Oxidation of ammonia is an exothermic reaction. $4NH_3(g) + 5O_2(g) \rightleftharpoons 4NO(g) + 6H_2O(g) + 905.6 \text{ kJ}$ then which of the following statement(s) is/are correct?

• A. On increasing temperature, equilibrium mixture will have less [NO]
• B. On increasing temperature, the equilibrium constant remains unchanged
• C. On increasing pressure, equilibrium mixture will have more $[NH_3]$
• D. Addition of He at constant pressure promotes the oxidation of $NH_3$

Answer 1

Answer: (A), (C), (D)

A, C, and D

Answer 2

The reaction is $4NH_3(g) + 5O_2(g) \rightleftharpoons 4NO(g) + 6H_2O(g) + 905.6 \text{ kJ}$. This is an exothermic reaction.
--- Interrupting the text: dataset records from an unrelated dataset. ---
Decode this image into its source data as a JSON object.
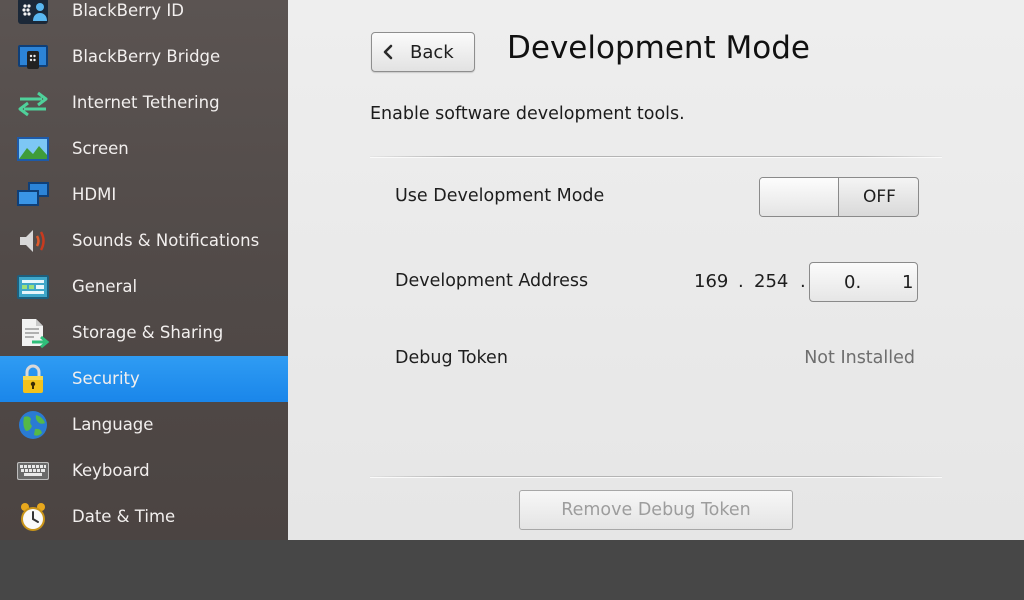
{
  "sidebar": {
    "items": [
      {
        "label": "BlackBerry ID",
        "icon": "blackberry-id-icon"
      },
      {
        "label": "BlackBerry Bridge",
        "icon": "blackberry-bridge-icon"
      },
      {
        "label": "Internet Tethering",
        "icon": "tethering-arrows-icon"
      },
      {
        "label": "Screen",
        "icon": "landscape-picture-icon"
      },
      {
        "label": "HDMI",
        "icon": "dual-monitor-icon"
      },
      {
        "label": "Sounds & Notifications",
        "icon": "speaker-icon"
      },
      {
        "label": "General",
        "icon": "dashboard-icon"
      },
      {
        "label": "Storage & Sharing",
        "icon": "document-share-icon"
      },
      {
        "label": "Security",
        "icon": "padlock-icon",
        "active": true
      },
      {
        "label": "Language",
        "icon": "globe-icon"
      },
      {
        "label": "Keyboard",
        "icon": "keyboard-icon"
      },
      {
        "label": "Date & Time",
        "icon": "alarm-clock-icon"
      }
    ],
    "active_color": "#1f8cef"
  },
  "header": {
    "back_label": "Back",
    "title": "Development Mode"
  },
  "main": {
    "description": "Enable software development tools.",
    "dev_mode": {
      "label": "Use Development Mode",
      "state": "OFF"
    },
    "dev_address": {
      "label": "Development Address",
      "octet1": "169",
      "octet2": "254",
      "octet3": "0.",
      "octet4": "1",
      "separator": "."
    },
    "debug_token": {
      "label": "Debug Token",
      "status": "Not Installed"
    },
    "remove_button_label": "Remove Debug Token"
  }
}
• A. On increasing temperature, equilibrium mixture will have less [NO]: For an exothermic reaction, increasing temperature shifts the equilibrium to the left (reverse reaction) to absorb heat. The reverse reaction consumes NO, so the concentration of NO will decrease. This statement is correct.

• B. On increasing temperature, the equilibrium constant remains unchanged: The equilibrium constant ($K$) for a reaction is temperature-dependent. For exothermic reactions, $K$ decreases with increasing temperature. This statement is incorrect.

• C. On increasing pressure, equilibrium mixture will have more $[NH_3]$: Reactants have $4 + 5 = 9$ moles of gas. Products have $4 + 6 = 10$ moles of gas. Increasing pressure shifts the equilibrium towards the side with fewer moles of gas (reactants), increasing $[NH_3]$. This statement is correct.

• D. Addition of He at constant pressure promotes the oxidation of $NH_3$: Adding He at constant pressure increases volume, decreasing partial pressures. Equilibrium shifts to produce more moles of gas, favoring the product side and thus promoting $NH_3$ oxidation. This statement is correct.